It has been raining here in Vermont for about five weeks in a row now with no signs of letting up. Well okay, more like five days. I am about halfway through a week-long reprieve from ballet school before summer term starts next week with a bang; this distinguished guest instructor from American Ballet Theatre’s Jacqueline Kennedy Onassis School will help us launch our busy eight-week program. Then I am off to serve as guest faculty myself at this school in beautiful upstate New York; Clarence will have an entire week with his favorite sitter, who is a shepherd girl through and through and spoils him rotten in my absence.
Meanwhile I am treating myself to a luxurious few days visiting Handsome Chef Boyfriend, who alas is not enjoying any kind of break at the moment. No worries, I assured him. I have plenty to keep me occupied while you are away at work baking delicious things. Oh, and by the way: do you have any objections to a blog post about your teeming collection of salt and pepper shakers? He was giggling a little when he agreed to this. (I did not mention that I also planned later to set them up militia-style on the edge of the laundry chute and pick them off one at a time with a bb gun.)
I admire anybody who is a serious collector of things; I have only dabbled in collections, and really lack the persistence and fortitude it takes to do it.
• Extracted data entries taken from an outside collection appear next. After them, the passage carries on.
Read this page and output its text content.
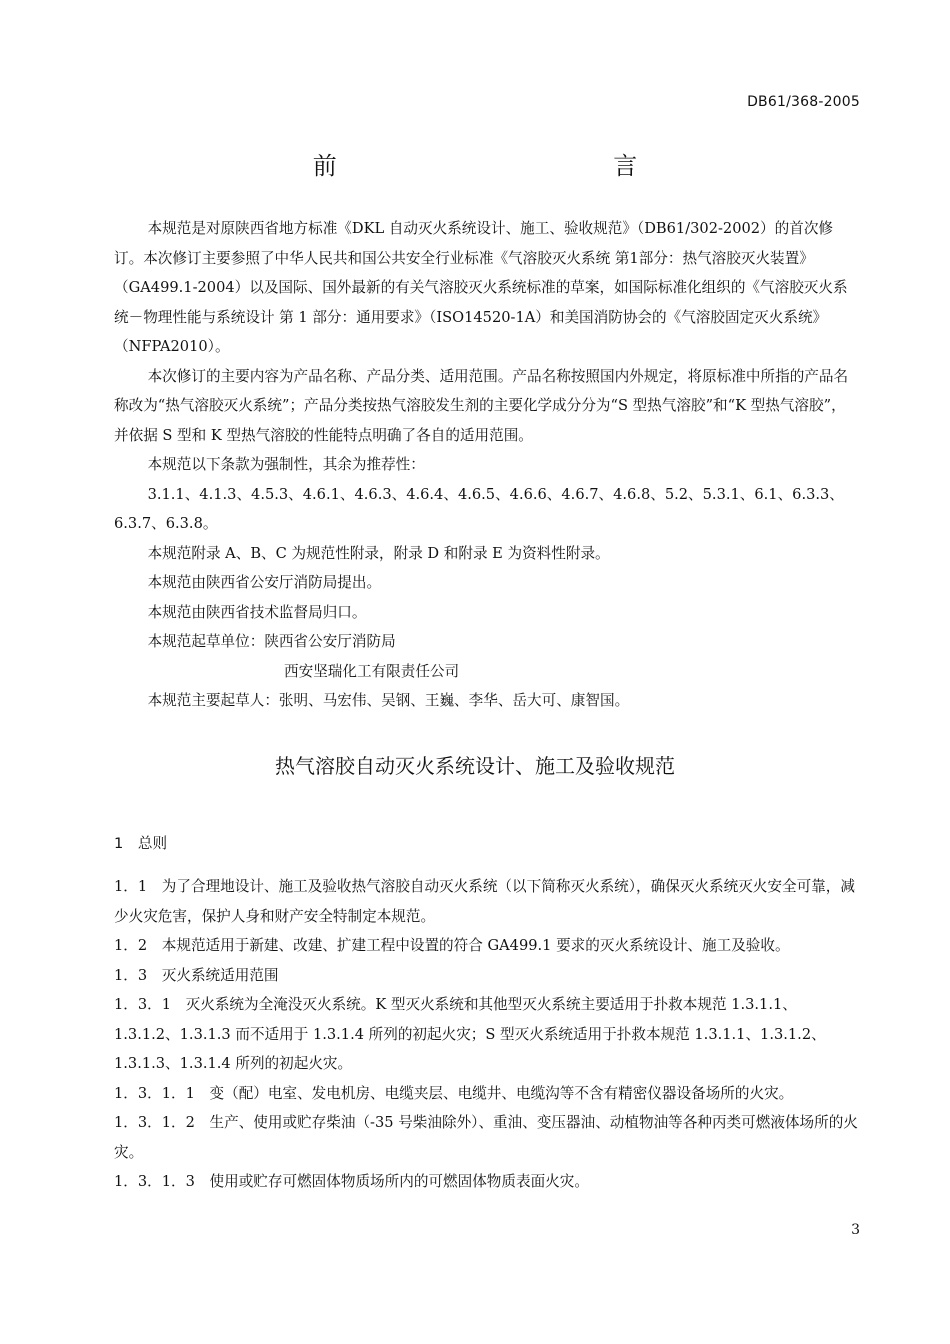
DB61/368-2005
前 言

本规范是对原陕西省地方标准《DKL 自动灭火系统设计、施工、验收规范》（DB61/302-2002）的首次修订。本次修订主要参照了中华人民共和国公共安全行业标准《气溶胶灭火系统 第1部分：热气溶胶灭火装置》（GA499.1-2004）以及国际、国外最新的有关气溶胶灭火系统标准的草案，如国际标准化组织的《气溶胶灭火系统－物理性能与系统设计 第 1 部分：通用要求》（ISO14520-1A）和美国消防协会的《气溶胶固定灭火系统》（NFPA2010）。

本次修订的主要内容为产品名称、产品分类、适用范围。产品名称按照国内外规定，将原标准中所指的产品名称改为“热气溶胶灭火系统”；产品分类按热气溶胶发生剂的主要化学成分分为“S 型热气溶胶”和“K 型热气溶胶”，并依据 S 型和 K 型热气溶胶的性能特点明确了各自的适用范围。

本规范以下条款为强制性，其余为推荐性：

3.1.1、4.1.3、4.5.3、4.6.1、4.6.3、4.6.4、4.6.5、4.6.6、4.6.7、4.6.8、5.2、5.3.1、6.1、6.3.3、6.3.7、6.3.8。

本规范附录 A、B、C 为规范性附录，附录 D 和附录 E 为资料性附录。

本规范由陕西省公安厅消防局提出。

本规范由陕西省技术监督局归口。

本规范起草单位：陕西省公安厅消防局

西安坚瑞化工有限责任公司

本规范主要起草人：张明、马宏伟、吴钢、王巍、李华、岳大可、康智国。

热气溶胶自动灭火系统设计、施工及验收规范
1　总则

1．1　为了合理地设计、施工及验收热气溶胶自动灭火系统（以下简称灭火系统），确保灭火系统灭火安全可靠，减少火灾危害，保护人身和财产安全特制定本规范。

1．2　本规范适用于新建、改建、扩建工程中设置的符合 GA499.1 要求的灭火系统设计、施工及验收。

1．3　灭火系统适用范围

1．3．1　灭火系统为全淹没灭火系统。K 型灭火系统和其他型灭火系统主要适用于扑救本规范 1.3.1.1、1.3.1.2、1.3.1.3 而不适用于 1.3.1.4 所列的初起火灾；S 型灭火系统适用于扑救本规范 1.3.1.1、1.3.1.2、1.3.1.3、1.3.1.4 所列的初起火灾。

1．3．1．1　变（配）电室、发电机房、电缆夹层、电缆井、电缆沟等不含有精密仪器设备场所的火灾。

1．3．1．2　生产、使用或贮存柴油（-35 号柴油除外）、重油、变压器油、动植物油等各种丙类可燃液体场所的火灾。

1．3．1．3　使用或贮存可燃固体物质场所内的可燃固体物质表面火灾。

3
Handsome Chef Boyfriend has a dizzying array of salt and pepper shakers and is always adding more. I have had occasion to be along with him during some of his acquisitions, and have learned a couple of things. For example, you can very nearly always find salt and pepper shakers whether you are in a high-brow antique place or a smelly flea market. And some of the most hideous shakers have the highest value. You can tell something about the age of a piece depending whether it has a cork or plastic stopper in its bottom, but beware of an opening that is too perfectly round and has a cork jammed into it: it is probably an impostor.
HCB has his own criteria when it comes to the decision to purchase. For example, his price limit is three bucks (although I have seen him equivocate over shakers that are a little pricier but really nifty). I was with him the day he found these, sold out of the back of an elderly woman’s truck at an impromptu flea market for 25 cents:
I like the clean lines and simple design of them. Not so much with these, but what self-respecting salt and pepper shaker collection is without at least one hen and rooster combo?
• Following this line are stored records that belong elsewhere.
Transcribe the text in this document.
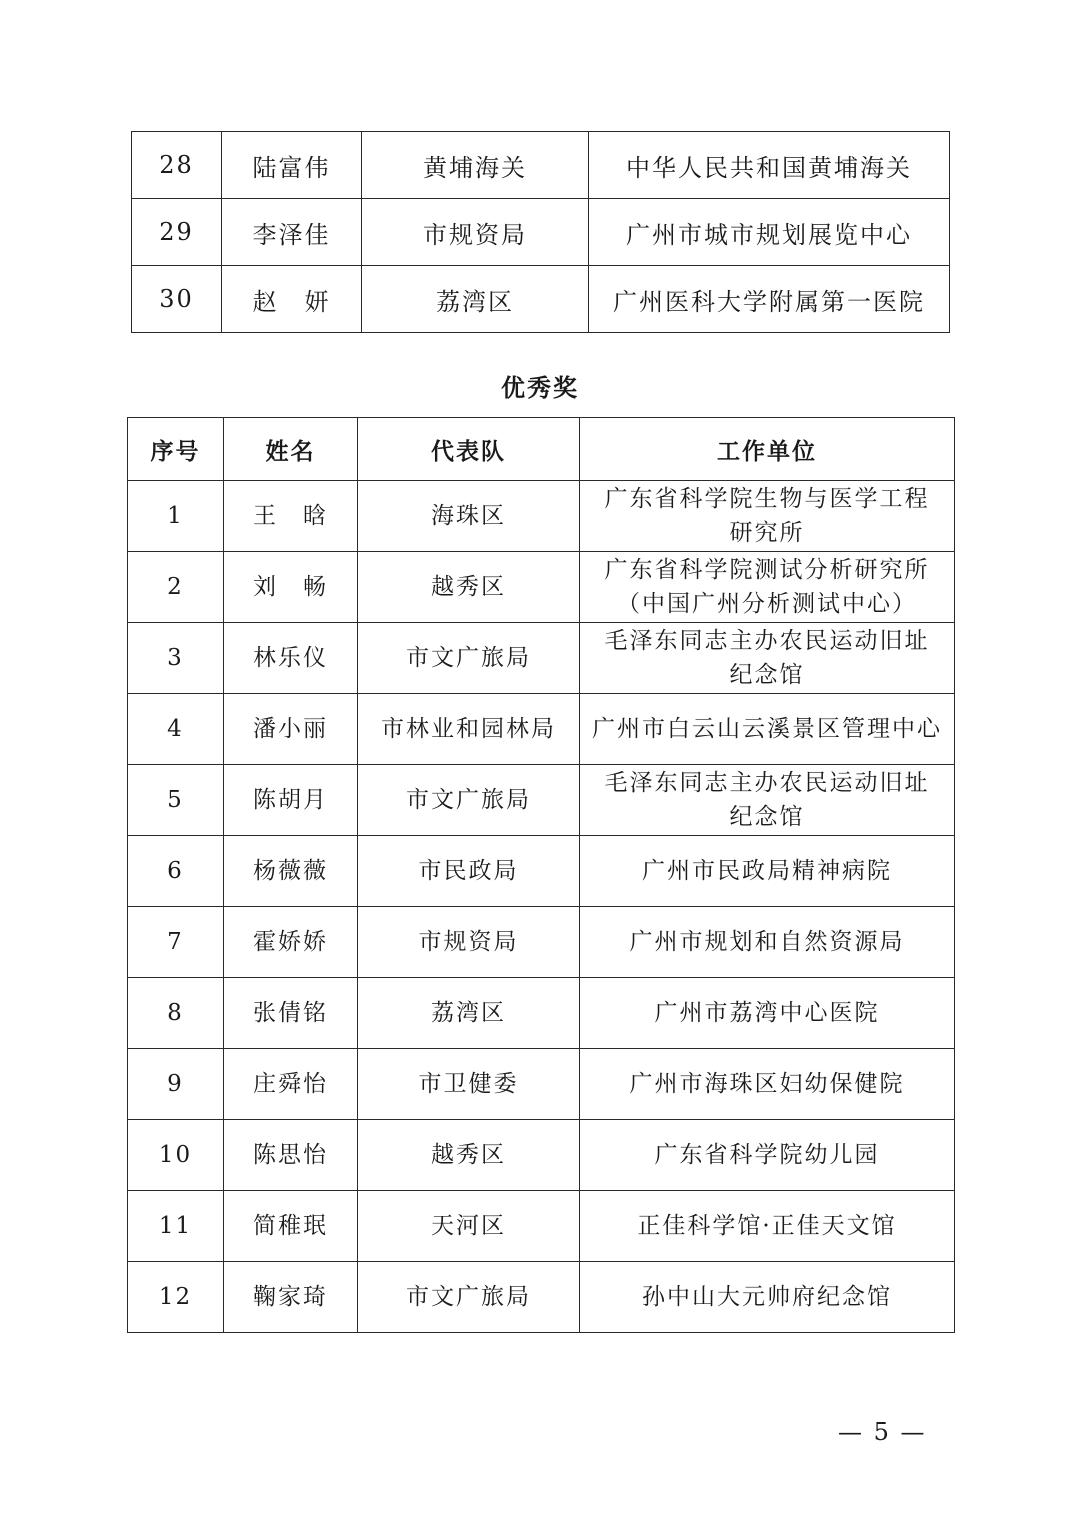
28	陆富伟	黄埔海关	中华人民共和国黄埔海关
29	李泽佳	市规资局	广州市城市规划展览中心
30	赵　妍	荔湾区	广州医科大学附属第一医院
优秀奖
序号	姓名	代表队	工作单位
1	王　晗	海珠区	广东省科学院生物与医学工程
研究所
2	刘　畅	越秀区	广东省科学院测试分析研究所
（中国广州分析测试中心）
3	林乐仪	市文广旅局	毛泽东同志主办农民运动旧址
纪念馆
4	潘小丽	市林业和园林局	广州市白云山云溪景区管理中心
5	陈胡月	市文广旅局	毛泽东同志主办农民运动旧址
纪念馆
6	杨薇薇	市民政局	广州市民政局精神病院
7	霍娇娇	市规资局	广州市规划和自然资源局
8	张倩铭	荔湾区	广州市荔湾中心医院
9	庄舜怡	市卫健委	广州市海珠区妇幼保健院
10	陈思怡	越秀区	广东省科学院幼儿园
11	简稚珉	天河区	正佳科学馆·正佳天文馆
12	鞠家琦	市文广旅局	孙中山大元帅府纪念馆
— 5 —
But seriously. I give you the Eggplant Specimen:
And from the sublime to the ridiculous:
But wait, there’s more:
And still more:
Here we have variations on a theme:
These will be the subject of the next Stephen King novel:
And this is a nice vintage pair. Get it? Vintage?
I amuse myself. HCB is still a little while off from returning home and so I have some time to find more trouble. Maybe I will go mismatch all his socks. Har har.
Eat your heart out, Kevin McAllister.